I recommend people looking for puppies read this article on How Do You Find a Responsible breeder; it has a lot of good information. 

Buyers who want a puppy at their convenience, buy on impulse, shop by price, or who are unable to get a puppy from a conscientious breeder–because they do not offer the kind of home that will result in success with this breed–will likely get a puppy from a Producer. Producers are interested in the sale and not the future of the dog. Some people get dogs from Producers because it’s the first contact they make or they are uninformed consumers. Others get dogs from Producers because they can’t get a dog anywhere else, including rescue groups and animal shelters. “Puppy mill” Producers will continue to exist as long as there is a consumer market that will buy their dogs.

Unfortunately, shelters and rescue are the secondary puppy mill marketBreeders are required by their breed clubs to take dogs back and re-home them if it becomes necessary; and they often assist rescue if a dog they have bred ends up in rescue. Producers have no such responsibilities; the point of sale is the end of the relationship with the puppy and owner. Producers may not have invested time into socializing puppies, paid attention to temperament or health issues, and may have sold puppies to owners whose lifestyle is not compatible with the breed (which can result in behavioral and/or housebreaking issues). These characteristics increase the chances that the resulting dogs will end up in shelters.

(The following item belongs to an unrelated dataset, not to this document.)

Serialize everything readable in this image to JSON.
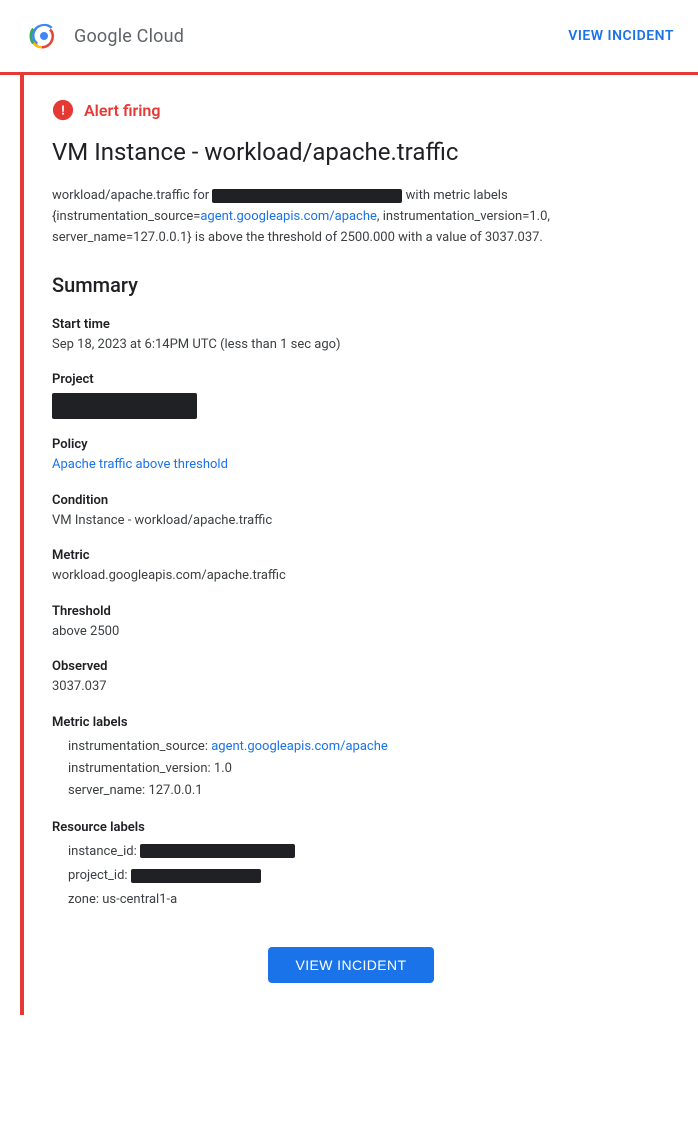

Why want a good quality Irish Setter?

A good quality Irish Setter is healthy, has the friendly outgoing temperament that you associate with the breed, is intelligent, people-oriented, and trainable, has an interest in birds, is structurally sound enough to not be injury prone, and can’t be mistaken for any other breed than an Irish Setter. A good quality Irish Setter is a wonderful house pet, a good ambassador for the breed in the neighborhood, and participate in activities that are of interest to both dog and owner.A poor quality Irish Setter is missing some or many of the traits that are characteristic of the breed discussed above. If the temperament is atypical, if it has preventable health issues that dramatically impact the quality of life, if its structure is major limitation on what activities the dog can do, or if its appearance is such a departure from the standard that it’s unidentifiable as its breed, what has the buyer really gotten?Every breed is the result of careful selection of specific traits over many generations. The attributes that attract you to the Irish Setter—whether it is their natural instinct for birds, their personalities, or the way they look—is the product of hundreds of years of careful breeding. Careful breeding has made all of the features that you love predicable from generation to generation. Anyone can Produce mediocre red dogs. If what you want is an Irish Setter, work with a breeder whose puppies exhibit the traits of the breed.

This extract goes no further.